REPUBLIKA.CO.ID, JAKARTA -- Kebijakan dikeluarkan pemerintah mempercepat pemulihan ekonomi usai pandemi dan konflik geopolitik. Anggota Komisi XI DPR RI, Anis Byarwati, menilai kebijakan sepanjang 2022 sudah melindungi stabilitas fiskal dan ekonomi makro. Namun, ia menyayangkan, belum terlihat adanya peningkatan kesejahteraan bagi masyarakat.
Anis melihat, belum jelas ada upaya-upaya meningkatkan kesejahteraan masyarakat, terutama dalam meningkatkan kualitas dan daya saing SDM nasional. Ia melihat, stabilitas fiskal dan ekonomi makro yang terjaga cukup baik.

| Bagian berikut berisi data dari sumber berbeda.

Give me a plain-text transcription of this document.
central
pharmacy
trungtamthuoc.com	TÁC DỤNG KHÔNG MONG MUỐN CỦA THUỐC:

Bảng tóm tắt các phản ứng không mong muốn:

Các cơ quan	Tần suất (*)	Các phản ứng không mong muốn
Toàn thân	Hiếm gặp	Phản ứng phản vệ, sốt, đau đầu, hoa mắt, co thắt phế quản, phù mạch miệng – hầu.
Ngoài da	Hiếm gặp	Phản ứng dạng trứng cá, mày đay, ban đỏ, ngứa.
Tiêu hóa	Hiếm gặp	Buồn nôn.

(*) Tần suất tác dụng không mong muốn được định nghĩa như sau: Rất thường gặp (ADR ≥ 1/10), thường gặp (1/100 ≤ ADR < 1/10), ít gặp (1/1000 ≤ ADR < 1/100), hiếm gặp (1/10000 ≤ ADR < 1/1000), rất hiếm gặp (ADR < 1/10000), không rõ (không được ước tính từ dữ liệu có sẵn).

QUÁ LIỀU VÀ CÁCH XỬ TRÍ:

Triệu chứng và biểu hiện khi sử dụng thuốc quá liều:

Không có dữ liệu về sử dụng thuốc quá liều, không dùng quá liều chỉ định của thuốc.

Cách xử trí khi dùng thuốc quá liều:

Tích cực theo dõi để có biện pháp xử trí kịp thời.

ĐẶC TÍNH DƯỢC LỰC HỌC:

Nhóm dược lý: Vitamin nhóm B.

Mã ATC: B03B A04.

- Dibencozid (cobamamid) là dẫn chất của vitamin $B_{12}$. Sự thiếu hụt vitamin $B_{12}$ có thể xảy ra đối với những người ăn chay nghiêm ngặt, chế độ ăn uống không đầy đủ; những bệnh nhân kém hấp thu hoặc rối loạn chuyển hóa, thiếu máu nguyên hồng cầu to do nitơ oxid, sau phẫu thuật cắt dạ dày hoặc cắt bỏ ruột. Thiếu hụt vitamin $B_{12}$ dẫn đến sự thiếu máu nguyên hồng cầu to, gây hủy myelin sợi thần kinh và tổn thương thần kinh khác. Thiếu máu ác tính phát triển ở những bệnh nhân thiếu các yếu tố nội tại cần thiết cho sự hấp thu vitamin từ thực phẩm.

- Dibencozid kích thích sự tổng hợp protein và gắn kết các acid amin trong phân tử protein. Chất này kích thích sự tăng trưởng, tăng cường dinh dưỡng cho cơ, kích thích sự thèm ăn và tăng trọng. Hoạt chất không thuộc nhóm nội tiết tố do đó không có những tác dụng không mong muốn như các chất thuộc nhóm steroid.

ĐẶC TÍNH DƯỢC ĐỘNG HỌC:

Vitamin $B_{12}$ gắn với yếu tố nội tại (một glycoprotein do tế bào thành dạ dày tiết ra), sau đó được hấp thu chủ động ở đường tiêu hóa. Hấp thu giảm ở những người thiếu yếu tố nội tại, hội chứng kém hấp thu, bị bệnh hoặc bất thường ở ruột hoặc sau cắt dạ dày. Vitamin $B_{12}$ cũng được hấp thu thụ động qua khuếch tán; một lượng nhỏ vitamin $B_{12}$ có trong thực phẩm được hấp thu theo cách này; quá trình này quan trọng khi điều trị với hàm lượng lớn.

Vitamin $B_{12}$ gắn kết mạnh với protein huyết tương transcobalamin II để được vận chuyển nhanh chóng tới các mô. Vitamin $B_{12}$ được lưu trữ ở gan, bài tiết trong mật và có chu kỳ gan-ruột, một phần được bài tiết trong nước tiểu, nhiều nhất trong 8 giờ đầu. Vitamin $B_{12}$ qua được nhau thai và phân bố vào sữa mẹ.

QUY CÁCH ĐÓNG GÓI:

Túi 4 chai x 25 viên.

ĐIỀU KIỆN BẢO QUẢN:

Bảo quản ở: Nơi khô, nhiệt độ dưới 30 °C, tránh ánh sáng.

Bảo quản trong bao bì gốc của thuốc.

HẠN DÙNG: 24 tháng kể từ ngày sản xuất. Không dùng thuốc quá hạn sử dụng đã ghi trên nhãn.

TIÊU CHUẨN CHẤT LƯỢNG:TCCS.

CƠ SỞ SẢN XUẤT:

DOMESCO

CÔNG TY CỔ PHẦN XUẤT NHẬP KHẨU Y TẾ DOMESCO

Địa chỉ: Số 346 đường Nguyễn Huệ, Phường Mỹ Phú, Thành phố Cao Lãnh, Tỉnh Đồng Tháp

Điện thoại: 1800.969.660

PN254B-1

Namun, kurang diimbangi kinerja pemerintah secara sektoral, terutama sektor-sektor yang menghimpun tenaga kerja seperti pertanian, industri manufaktur dan perdagangan.
Padahal, ia mengingatkan, tema kebijakan fiskal dan APBN 2022 yaitu Pemulihan Ekonomi dan Reformasi Struktural. Namun, Anis berpendapat, tema itu belum bisa terealisasi, bahkan masih terdapat kecenderungan stagnasi terutama kualitas SDM.
"Belum sepenuhnya berdampak terhadap kondisi kesejahteraan masyarakat, bahkan terdapat kecenderungan terjadinya stagnasi dari peningkatan kualitas SDM mulai dari kualitas pendidikan, kesehatan hingga daya saing," kata Anis, Senin (2/1/2023).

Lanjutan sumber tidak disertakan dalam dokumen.